For the Rust family, missionary work has never been stronger as several of them are serving across the globe on senior missions.
“My sister-in-law explained that this is a historic time that all the Rust couples are serving,” Elder Richard Dilworth Rust said. As of September 30, four out of the five Rust brothers and their wives are serving as senior missionaries and one is working in a BYU program, all on five different continents.
“It was implemented in our early years that one of our purposes in life is to serve,” Elder Richard Rust, the oldest of five Rust brothers, said. “The spirit of service is very strong in my family.”
Richard and Pat Rust of Chapel Hill, North Carolina, are serving in the Family and Church History Headquarters Mission in Salt Lake City. The second oldest brother, David, and his wife, Eleanor Rust, of Vernal, Utah, are serving in the Buenos Aires Argentina Temple. Joseph and Suzanne Rust of Bountiful, Utah, are serving in the Germany Berlin Mission. Harold and Pat Rust, though not missionaries, are in Qingdao, in BYU's China Teachers Program; they are from Lake Oswego, Oregon. The youngest of the Rust brothers, Marvin, and his wife, Kay Rust, of Heber City, Utah, are serving in the Australia Melbourne Mission.
“To serve others is to serve God,” Elder Richard Rust said. “Part of it comes from recognizing the messages from the scriptures.”

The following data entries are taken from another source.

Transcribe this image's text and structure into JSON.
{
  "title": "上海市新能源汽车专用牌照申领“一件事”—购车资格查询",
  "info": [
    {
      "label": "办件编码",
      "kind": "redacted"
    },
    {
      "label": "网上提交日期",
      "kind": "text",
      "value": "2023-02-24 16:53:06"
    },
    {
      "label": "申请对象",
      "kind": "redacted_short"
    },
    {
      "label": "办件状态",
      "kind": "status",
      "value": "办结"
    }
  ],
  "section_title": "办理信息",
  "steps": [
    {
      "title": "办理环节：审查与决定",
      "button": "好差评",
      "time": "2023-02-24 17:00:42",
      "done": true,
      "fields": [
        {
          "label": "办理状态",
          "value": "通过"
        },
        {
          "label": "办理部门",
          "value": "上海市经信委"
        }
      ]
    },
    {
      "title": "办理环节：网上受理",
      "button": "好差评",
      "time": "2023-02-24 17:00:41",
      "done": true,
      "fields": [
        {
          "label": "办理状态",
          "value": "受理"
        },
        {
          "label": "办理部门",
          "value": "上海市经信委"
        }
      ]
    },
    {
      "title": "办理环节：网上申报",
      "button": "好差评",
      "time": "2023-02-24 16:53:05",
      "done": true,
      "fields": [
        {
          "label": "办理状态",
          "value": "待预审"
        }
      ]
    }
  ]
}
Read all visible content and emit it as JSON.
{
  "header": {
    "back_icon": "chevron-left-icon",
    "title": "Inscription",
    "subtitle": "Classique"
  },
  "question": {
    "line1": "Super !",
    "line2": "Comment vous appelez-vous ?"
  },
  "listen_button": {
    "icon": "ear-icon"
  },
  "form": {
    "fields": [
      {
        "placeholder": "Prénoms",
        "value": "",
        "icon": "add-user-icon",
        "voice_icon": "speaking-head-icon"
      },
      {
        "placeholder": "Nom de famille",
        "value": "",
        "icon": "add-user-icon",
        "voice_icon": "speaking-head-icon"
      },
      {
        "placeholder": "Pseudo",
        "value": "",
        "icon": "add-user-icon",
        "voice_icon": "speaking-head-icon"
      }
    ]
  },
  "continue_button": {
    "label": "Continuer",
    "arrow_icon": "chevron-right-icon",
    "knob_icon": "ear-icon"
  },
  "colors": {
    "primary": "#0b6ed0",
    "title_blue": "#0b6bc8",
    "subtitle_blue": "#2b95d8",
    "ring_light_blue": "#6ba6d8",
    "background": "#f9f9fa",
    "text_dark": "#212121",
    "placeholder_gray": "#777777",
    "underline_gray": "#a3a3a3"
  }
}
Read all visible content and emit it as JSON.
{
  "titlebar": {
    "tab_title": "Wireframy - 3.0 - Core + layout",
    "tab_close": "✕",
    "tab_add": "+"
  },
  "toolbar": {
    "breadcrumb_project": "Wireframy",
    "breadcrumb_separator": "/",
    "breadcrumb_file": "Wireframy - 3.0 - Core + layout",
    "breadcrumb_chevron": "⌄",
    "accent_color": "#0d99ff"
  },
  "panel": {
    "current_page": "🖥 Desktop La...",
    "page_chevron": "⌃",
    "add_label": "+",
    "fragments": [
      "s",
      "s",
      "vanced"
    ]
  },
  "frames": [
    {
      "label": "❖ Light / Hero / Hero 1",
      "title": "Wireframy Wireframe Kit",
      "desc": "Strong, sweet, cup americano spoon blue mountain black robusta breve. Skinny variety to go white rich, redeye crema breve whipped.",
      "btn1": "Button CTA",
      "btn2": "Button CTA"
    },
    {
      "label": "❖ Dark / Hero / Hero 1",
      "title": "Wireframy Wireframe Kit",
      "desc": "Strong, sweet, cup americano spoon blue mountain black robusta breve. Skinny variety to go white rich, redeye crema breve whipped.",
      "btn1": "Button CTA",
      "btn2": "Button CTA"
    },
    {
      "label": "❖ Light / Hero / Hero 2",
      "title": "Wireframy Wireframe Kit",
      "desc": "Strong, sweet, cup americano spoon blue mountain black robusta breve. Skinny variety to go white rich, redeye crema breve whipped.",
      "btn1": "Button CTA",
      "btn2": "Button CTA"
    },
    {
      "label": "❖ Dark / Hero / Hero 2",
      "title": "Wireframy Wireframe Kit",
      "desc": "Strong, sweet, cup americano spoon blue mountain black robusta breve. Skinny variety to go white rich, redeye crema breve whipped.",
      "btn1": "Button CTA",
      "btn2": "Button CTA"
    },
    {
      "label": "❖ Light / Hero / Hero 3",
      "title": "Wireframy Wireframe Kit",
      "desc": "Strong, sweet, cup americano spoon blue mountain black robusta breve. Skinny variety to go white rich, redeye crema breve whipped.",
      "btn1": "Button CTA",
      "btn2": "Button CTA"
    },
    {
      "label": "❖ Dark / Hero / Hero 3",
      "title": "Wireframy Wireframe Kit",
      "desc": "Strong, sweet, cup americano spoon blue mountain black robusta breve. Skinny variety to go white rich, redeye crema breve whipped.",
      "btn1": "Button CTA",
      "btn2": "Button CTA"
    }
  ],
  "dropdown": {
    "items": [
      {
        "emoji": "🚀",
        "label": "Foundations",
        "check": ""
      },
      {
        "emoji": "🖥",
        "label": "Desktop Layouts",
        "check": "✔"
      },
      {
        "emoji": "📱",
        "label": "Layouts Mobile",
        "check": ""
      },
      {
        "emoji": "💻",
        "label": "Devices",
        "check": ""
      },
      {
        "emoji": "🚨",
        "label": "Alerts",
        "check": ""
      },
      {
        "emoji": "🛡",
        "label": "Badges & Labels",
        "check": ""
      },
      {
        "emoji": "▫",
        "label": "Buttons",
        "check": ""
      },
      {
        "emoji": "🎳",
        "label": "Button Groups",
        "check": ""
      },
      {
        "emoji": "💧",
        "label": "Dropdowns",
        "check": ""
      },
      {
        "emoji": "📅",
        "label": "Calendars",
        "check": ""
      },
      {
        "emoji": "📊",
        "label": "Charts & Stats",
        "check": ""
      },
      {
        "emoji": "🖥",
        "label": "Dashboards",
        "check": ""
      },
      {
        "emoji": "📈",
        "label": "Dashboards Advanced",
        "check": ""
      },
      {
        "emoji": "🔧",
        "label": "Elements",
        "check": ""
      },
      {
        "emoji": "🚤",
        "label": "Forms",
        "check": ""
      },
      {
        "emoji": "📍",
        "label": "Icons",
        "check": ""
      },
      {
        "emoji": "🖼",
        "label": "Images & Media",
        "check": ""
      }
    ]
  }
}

Expressing his thoughts regarding missionary work, he quoted Alma 29:9, which states: “I know that which the Lord hath commanded me, and I glory in it. I do not glory of myself, but I glory in that which the Lord hath commanded me; yea, and this is my glory, that perhaps I may be an instrument in the hands of God to bring some soul to repentance; and this is my joy.”
“If I could help myself and others in turning their hearts to God, it brings great joy,” Elder Rust said.
Elder Richard Rust is serving with the Church History Library, helping with the journals of George Q. Cannon with the Joseph Smith Papers. Sister Pat Rust, his wife, is working in the Family History Library.
More than 60 missions have been served to date by the posterity of Elder Rust's parents, Richard and Alta Rust.
“I ask myself what would be more important than what we're doing right now,” Elder Rust said. “This is the most important thing to do right now—missionary service.”